Sacramento — Today, the Assembly Committee on Appropriations advanced legislation to open law enforcement misconduct and use of force records in California. SB 1421, introduced by Senator Nancy Skinner (D-Berkeley), will make public information about confirmed cases of misconduct — including sexual assault and job-related dishonesty — and serious uses of force by peace officers in California.
Leticia De La Rosa, whose unarmed son, James De La Rosa, was shot and killed by Bakersfield Police Officers, issued the following statement in response:
"My son James loved his family and community. He was the peacemaker in our family and in his school. When he saw conflict, he would bring everyone together to work things out. He should be alive today.

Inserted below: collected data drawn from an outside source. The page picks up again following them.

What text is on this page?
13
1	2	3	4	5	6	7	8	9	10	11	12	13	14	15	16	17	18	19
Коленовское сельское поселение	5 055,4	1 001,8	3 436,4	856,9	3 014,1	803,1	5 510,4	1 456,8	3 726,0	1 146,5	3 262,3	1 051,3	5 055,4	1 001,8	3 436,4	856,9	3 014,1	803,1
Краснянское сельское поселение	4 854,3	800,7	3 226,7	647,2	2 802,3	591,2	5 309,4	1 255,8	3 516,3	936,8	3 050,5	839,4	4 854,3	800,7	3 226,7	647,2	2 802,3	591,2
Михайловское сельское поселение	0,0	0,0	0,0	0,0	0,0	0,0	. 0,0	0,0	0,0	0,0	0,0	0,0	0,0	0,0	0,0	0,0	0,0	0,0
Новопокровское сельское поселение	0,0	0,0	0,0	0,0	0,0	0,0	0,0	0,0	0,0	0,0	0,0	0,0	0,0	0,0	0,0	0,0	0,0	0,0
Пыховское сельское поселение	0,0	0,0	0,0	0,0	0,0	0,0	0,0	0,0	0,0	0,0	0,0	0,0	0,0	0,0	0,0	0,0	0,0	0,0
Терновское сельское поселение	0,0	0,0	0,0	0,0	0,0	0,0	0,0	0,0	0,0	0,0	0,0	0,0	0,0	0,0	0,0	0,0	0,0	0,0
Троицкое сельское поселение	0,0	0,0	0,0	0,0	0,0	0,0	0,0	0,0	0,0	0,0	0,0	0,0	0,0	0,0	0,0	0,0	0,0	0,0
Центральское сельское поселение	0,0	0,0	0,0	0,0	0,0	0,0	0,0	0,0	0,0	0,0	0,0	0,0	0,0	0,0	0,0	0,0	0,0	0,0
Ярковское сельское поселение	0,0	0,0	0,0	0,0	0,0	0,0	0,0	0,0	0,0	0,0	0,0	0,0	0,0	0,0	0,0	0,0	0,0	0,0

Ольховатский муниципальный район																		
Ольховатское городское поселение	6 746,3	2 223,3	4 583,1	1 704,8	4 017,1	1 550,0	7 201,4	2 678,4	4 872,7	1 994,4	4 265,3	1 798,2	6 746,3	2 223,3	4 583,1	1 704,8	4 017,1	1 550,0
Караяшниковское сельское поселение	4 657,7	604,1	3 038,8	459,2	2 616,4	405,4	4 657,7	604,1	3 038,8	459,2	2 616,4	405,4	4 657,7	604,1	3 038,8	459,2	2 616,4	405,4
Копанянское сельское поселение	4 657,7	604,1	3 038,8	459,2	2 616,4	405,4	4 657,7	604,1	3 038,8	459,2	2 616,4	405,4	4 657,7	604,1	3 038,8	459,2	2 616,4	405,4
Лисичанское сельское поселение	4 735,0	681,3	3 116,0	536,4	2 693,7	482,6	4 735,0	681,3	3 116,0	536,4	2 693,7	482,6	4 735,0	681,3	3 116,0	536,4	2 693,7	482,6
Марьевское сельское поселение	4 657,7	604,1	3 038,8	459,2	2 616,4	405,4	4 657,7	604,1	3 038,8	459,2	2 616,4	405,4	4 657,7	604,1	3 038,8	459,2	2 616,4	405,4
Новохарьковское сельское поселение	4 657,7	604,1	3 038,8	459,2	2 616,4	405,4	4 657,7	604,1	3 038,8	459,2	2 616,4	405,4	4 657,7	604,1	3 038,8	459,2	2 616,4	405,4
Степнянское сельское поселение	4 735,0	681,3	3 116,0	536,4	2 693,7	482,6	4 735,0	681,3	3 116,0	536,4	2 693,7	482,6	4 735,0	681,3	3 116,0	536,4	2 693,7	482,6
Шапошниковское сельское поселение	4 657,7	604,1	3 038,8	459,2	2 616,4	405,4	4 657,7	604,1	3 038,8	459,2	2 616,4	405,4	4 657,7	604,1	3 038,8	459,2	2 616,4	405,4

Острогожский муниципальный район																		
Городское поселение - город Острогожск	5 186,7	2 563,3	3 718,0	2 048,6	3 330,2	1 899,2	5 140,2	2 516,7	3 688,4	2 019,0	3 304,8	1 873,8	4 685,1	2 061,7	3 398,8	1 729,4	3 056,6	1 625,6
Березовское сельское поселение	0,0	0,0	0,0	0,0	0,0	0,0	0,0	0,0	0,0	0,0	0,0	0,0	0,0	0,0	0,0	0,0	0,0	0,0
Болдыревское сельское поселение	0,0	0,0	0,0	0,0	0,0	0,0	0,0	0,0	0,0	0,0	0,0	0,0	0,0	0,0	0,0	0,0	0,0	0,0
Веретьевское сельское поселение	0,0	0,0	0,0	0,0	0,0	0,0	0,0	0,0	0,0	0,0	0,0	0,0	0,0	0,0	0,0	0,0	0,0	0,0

James was only 22 years old when he was shot and killed by Bakersfield Police officers on November 13, 2014.
When he was killed, no one called to let us know. My older son's friend saw James's Jeep on the news and called because he was worried. My family and I rushed to the scene. But we got no answers from the police, only orders to leave. Then we rushed to the hospital and waited hours until a coroner confirmed my worst fear: my son was dead.
One of the officers who was involved in James's shooting has reportedly also been involved in seven other shootings, while another officer has reportedly been involved in another killing. Yet state law shields their records and families like mine rarely get answers to the questions we ask. All we get is secrecy.

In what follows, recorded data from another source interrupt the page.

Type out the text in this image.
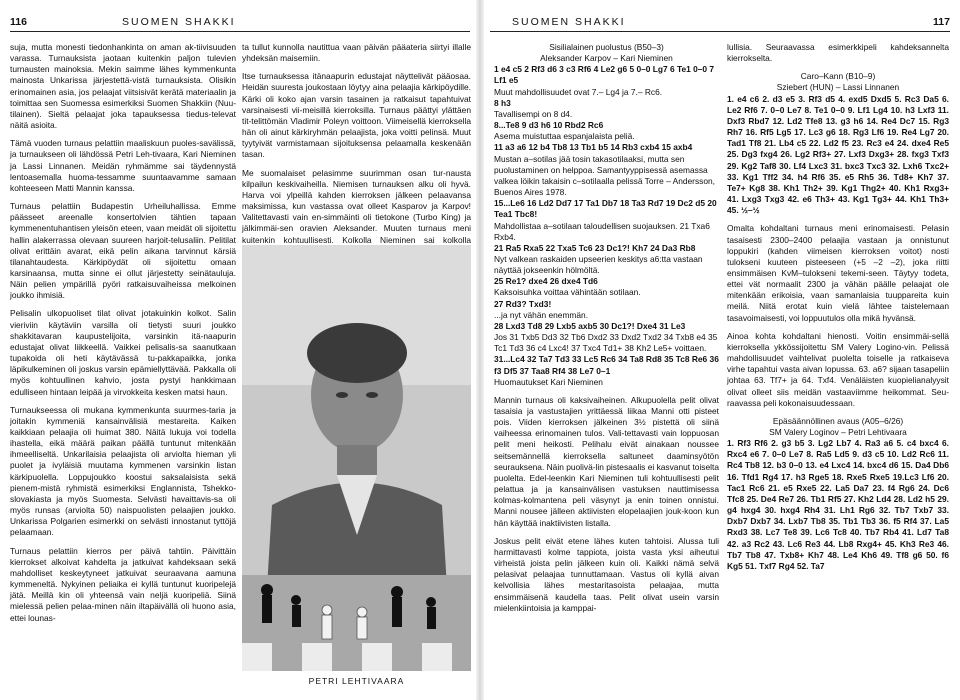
116	SUOMEN SHAKKI

suja, mutta monesti tiedonhankinta on aman ak-tiivisuuden varassa. Turnauksista jaotaan kuitenkin paljon tulevien turnausten mainoksia. Mekin saimme lähes kymmenkunta mainosta Unkarissa järjestettä-vistä turnauksista. Olisikin erinomainen asia, jos pelaajat viitsisivät kerätä materiaalin ja toimittaa sen Suomessa esimerkiksi Suomen Shakkiin (Nuu-tilainen). Sieltä pelaajat joka tapauksessa tiedus-televat näitä asioita.

Tämä vuoden turnaus pelattiin maaliskuun puoles-savälissä, ja turnaukseen oli lähdössä Petri Leh-tivaara, Kari Nieminen ja Lassi Linnanen. Meidän ryhmämme sai täydennystä lentoasemalla huoma-tessamme suuntaavamme samaan kohteeseen Matti Mannin kanssa.

Turnaus pelattiin Budapestin Urheiluhallissa. Emme päässeet areenalle konsertolvien tähtien tapaan kymmenentuhantisen yleisön eteen, vaan meidät oli sijoitettu hallin alakerrassa olevaan suureen harjoit-telusaliin. Pelitilat olivat erittäin avarat, eikä pelin aikana tarvinnut kärsiä tilanahtaudesta. Kärkipöydät oli sijoitettu omaan karsinaansa, mutta sinne ei ollut järjestetty seinätauluja. Näin pelien ympärillä pyöri ratkaisuvaiheissa melkoinen joukko ihmisiä.

Pelisalin ulkopuoliset tilat olivat jotakuinkin kolkot. Salin vieriviin käytäviin varsilla oli tietysti suuri joukko shakkitavaran kaupustelijoita, varsinkin itä-naapurin edustajat olivat liikkeellä. Vaikkei pelisalis-sa saanutkaan tupakoida oli heti käytävässä tu-pakkapaikka, jonka läpikulkeminen oli joskus varsin epämiellyttävää. Pakkalla oli myös kohtuullinen kahvio, josta pystyi hankkimaan edulliseen hintaan leipää ja virvokkeita kesken matsi haun.

Turnaukseessa oli mukana kymmenkunta suurmes-taria ja joitakin kymmeniä kansainvälisiä mestareita. Kaiken kaikkiaan pelaajia oli huimat 380. Näitä lukuja voi todella ihastella, eikä määrä paikan päällä tuntunut mitenkään ihmeelliseltä. Unkarilaisia pelaajista oli arviolta hieman yli puolet ja ivyläisiä muutama kymmenen varsinkin listan kärkipuolella. Loppujoukko koostui saksalaisista sekä pienem-mistä ryhmistä esimerkiksi Englannista, Tshekko-slovakiasta ja myös Suomesta. Selvästi havaittavis-sa oli myös runsas (arviolta 50) naispuolisten pelaajien joukko. Unkarissa Polgarien esimerkki on selvästi innostanut tyttöjä pelaamaan.

Turnaus pelattiin kierros per päivä tahtiin. Päivittäin kierrokset alkoivat kahdelta ja jatkuivat kahdeksaan sekä mahdolliset keskeytyneet jatkuivat seuraavana aamuna kymmeneltä. Nykyinen peliaika ei kyllä tuntunut kuoripelejä jätä. Meillä kin oli yhteensä vain neljä kuoripeliä. Siinä mielessä pelien pelaa-minen näin iltapäivällä oli huono asia, ettei lounas-

ta tullut kunnolla nautittua vaan päivän pääateria siirtyi illalle yhdeksän maisemiin.

Itse turnauksessa itänaapurin edustajat näyttelivät pääosaa. Heidän suuresta joukostaan löytyy aina pelaajia kärkipöydille. Kärki oli koko ajan varsin tasainen ja ratkaisut tapahtuivat varsinaisesti vii-meisillä kierroksilla. Turnaus päättyi ylättäen tit-telittömän Vladimir Poleyn voittoon. Viimeisellä kierroksella hän oli ainut kärkiryhmän pelaajista, joka voitti pelinsä. Muut tyytyivät varmistamaan sijoituksensa pelaamalla keskenään tasan.

Me suomalaiset pelasimme suurimman osan tur-nausta kilpailun keskivaiheilla. Niemisen turnauksen alku oli hyvä. Harva voi ylpeillä kahden kierroksen jälkeen pelaavansa maksimissa, kun vastassa ovat olleet Kasparov ja Karpov! Valitettavasti vain en-simmäinti oli tietokone (Turbo King) ja jälkimmäi-sen oravien Aleksander. Muuten turnaus meni kuitenkin kohtuullisesti. Kolkolla Nieminen sai kolkolla

PETRI LEHTIVAARA
SUOMEN SHAKKI	117
Sisilialainen puolustus (B50–3)
Aleksander Karpov – Kari Nieminen
1 e4 c5 2 Rf3 d6 3 c3 Rf6 4 Le2 g6 5 0–0 Lg7 6 Te1 0–0 7 Lf1 e5
Muut mahdollisuudet ovat 7.– Lg4 ja 7.– Rc6.
8 h3
Tavallisempi on 8 d4.
8...Te8 9 d3 h6 10 Rbd2 Rc6
Asema muistuttaa espanjalaista peliä.
11 a3 a6 12 b4 Tb8 13 Tb1 b5 14 Rb3 cxb4 15 axb4
Mustan a–sotilas jää tosin takasotilaaksi, mutta sen puolustaminen on helppoa. Samantyyppisessä asemassa valkea löikin takaisin c–sotilaalla pelissä Torre – Andersson, Buenos Aires 1978.
15...Le6 16 Ld2 Dd7 17 Ta1 Db7 18 Ta3 Rd7 19 Dc2 d5 20 Tea1 Tbc8!
Mahdollistaa a–sotilaan taloudellisen suojauksen. 21 Txa6 Rxb4.
21 Ra5 Rxa5 22 Txa5 Tc6 23 Dc1?! Kh7 24 Da3 Rb8
Nyt valkean raskaiden upseerien keskitys a6:tta vastaan näyttää jokseenkin hölmöltä.
25 Re1? dxe4 26 dxe4 Td6
Kaksoisuhka voittaa vähintään sotilaan.
27 Rd3? Txd3!
...ja nyt vähän enemmän.
28 Lxd3 Td8 29 Lxb5 axb5 30 Dc1?! Dxe4 31 Le3
Jos 31 Txb5 Dd3 32 Tb6 Dxd2 33 Dxd2 Txd2 34 Txb8 e4 35 Tc1 Td3 36 c4 Lxc4! 37 Txc4 Td1+ 38 Kh2 Le5+ voittaen.
31...Lc4 32 Ta7 Td3 33 Lc5 Rc6 34 Ta8 Rd8 35 Tc8 Re6 36 f3 Df5 37 Taa8 Rf4 38 Le7 0–1
Huomautukset Kari Nieminen

Mannin turnaus oli kaksivaiheinen. Alkupuolella pelit olivat tasaisia ja vastustajien yrittäessä liikaa Manni otti pisteet pois. Viiden kierroksen jälkeinen 3½ pistettä oli siinä vaiheessa erinomainen tulos. Vali-tettavasti vain loppuosan pelit meni heikosti. Pelihalu eivät ainakaan noussee seitsemännellä kierroksella saltuneet daaminsyötön seurauksena. Näin puolivä-lin pistesaalis ei kasvanut toiselta puolelta. Edel-leenkin Kari Nieminen tuli kohtuullisesti pelit pelattua ja ja kansainvälisen vastuksen nauttimisessa kolmas-kolmantena peli väsynyt ja enin toinen onnistui. Manni nousee jälleen aktiivisten elopelaajien jouk-koon kun hän käyttää inaktiivisten listalla.

Joskus pelit eivät etene lähes kuten tahtoisi. Alussa tuli harmittavasti kolme tappiota, joista vasta yksi aiheutui virheistä joista pelin jälkeen kuin oli. Kaikki nämä selvä pelasivat pelaajaa tunnuttamaan. Vastus oli kyllä aivan kelvollisia lähes mestaritasoista pelaajaa, mutta ensimmäisenä kaudella taas. Pelit olivat usein varsin mielenkiintoisia ja kamppai-

lullisia. Seuraavassa esimerkkipeli kahdeksannelta kierrokselta.

Caro–Kann (B10–9)
Sziebert (HUN) – Lassi Linnanen

1. e4 c6 2. d3 e5 3. Rf3 d5 4. exd5 Dxd5 5. Rc3 Da5 6. Le2 Rf6 7. 0–0 Le7 8. Te1 0–0 9. Lf1 Lg4 10. h3 Lxf3 11. Dxf3 Rbd7 12. Ld2 Tfe8 13. g3 h6 14. Re4 Dc7 15. Rg3 Rh7 16. Rf5 Lg5 17. Lc3 g6 18. Rg3 Lf6 19. Re4 Lg7 20. Tad1 Tf8 21. Lb4 c5 22. Ld2 f5 23. Rc3 e4 24. dxe4 Re5 25. Dg3 fxg4 26. Lg2 Rf3+ 27. Lxf3 Dxg3+ 28. fxg3 Txf3 29. Kg2 Taf8 30. Lf4 Lxc3 31. bxc3 Txc3 32. Lxh6 Txc2+ 33. Kg1 Tff2 34. h4 Rf6 35. e5 Rh5 36. Td8+ Kh7 37. Te7+ Kg8 38. Kh1 Th2+ 39. Kg1 Thg2+ 40. Kh1 Rxg3+ 41. Lxg3 Txg3 42. e6 Th3+ 43. Kg1 Tg3+ 44. Kh1 Th3+ 45. ½–½

Omalta kohdaltani turnaus meni erinomaisesti. Pelasin tasaisesti 2300–2400 pelaajia vastaan ja onnistunut loppukiri (kahden viimeisen kierroksen voitot) nosti tulokseni kuuteen pisteeseen (+5 –2 –2), joka riitti ensimmäisen KvM–tulokseni tekemi-seen. Täytyy todeta, ettei vät normaalit 2300 ja vähän päälle pelaajat ole mitenkään erikoisia, vaan samanlaisia tuuppareita kuin meilä. Niitä erotat kuin vielä lähtee taistelemaan tasavoimaisesti, voi loppuutulos olla mikä hyvänsä.

Ainoa kohta kohdaltani hienosti. Voitin ensimmäi-sellä kierroksella ykkössijoitettu SM Valery Logino-vin. Pelissä mahdollisuudet vaihtelivat puolelta toiselle ja ratkaiseva virhe tapahtui vasta aivan lopussa. 63. a6? sijaan tasapeliin johtaa 63. Tf7+ ja 64. Txf4. Venäläisten kuopielianalyysit olivat olleet siis meidän vastaaviimme heikommat. Seu-raavassa peli kokonaisuudessaan.

Epäsäännöllinen avaus (A05–6/26)
SM Valery Loginov – Petri Lehtivaara

1. Rf3 Rf6 2. g3 b5 3. Lg2 Lb7 4. Ra3 a6 5. c4 bxc4 6. Rxc4 e6 7. 0–0 Le7 8. Ra5 Ld5 9. d3 c5 10. Ld2 Rc6 11. Rc4 Tb8 12. b3 0–0 13. e4 Lxc4 14. bxc4 d6 15. Da4 Db6 16. Tfd1 Rg4 17. h3 Rge5 18. Rxe5 Rxe5 19.Lc3 Lf6 20. Tac1 Rc6 21. e5 Rxe5 22. La5 Da7 23. f4 Rg6 24. Dc6 Tfc8 25. De4 Re7 26. Tb1 Rf5 27. Kh2 Ld4 28. Ld2 h5 29. g4 hxg4 30. hxg4 Rh4 31. Lh1 Rg6 32. Tb7 Txb7 33. Dxb7 Dxb7 34. Lxb7 Tb8 35. Tb1 Tb3 36. f5 Rf4 37. La5 Rxd3 38. Lc7 Te8 39. Lc6 Tc8 40. Tb7 Rb4 41. Ld7 Ta8 42. a3 Rc2 43. Lc6 Re3 44. Lb8 Rxg4+ 45. Kh3 Re3 46. Tb7 Tb8 47. Txb8+ Kh7 48. Le4 Kh6 49. Tf8 g6 50. f6 Kg5 51. Txf7 Rg4 52. Ta7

This must stop. I will continue to honor my son and be his voice to demand justice for all families who have lost someone to police violence. I thank Assembly member Lorena Gonzalez Fletcher and call on the rest of the legislature and Governor Brown to join me and make SB 1421 state law."
SB 1421 now heads to the Assembly floor for a vote. The bill is sponsored by the Alliance for Boys and Men of Color, ACLU of California, Anti Police-Terror Project, Black Lives Matter California, California Faculty Association, California News Publishers Association, Communities United for Restorative Youth Justice, PICO California, PolicyLink, and Youth Justice Coalition LA.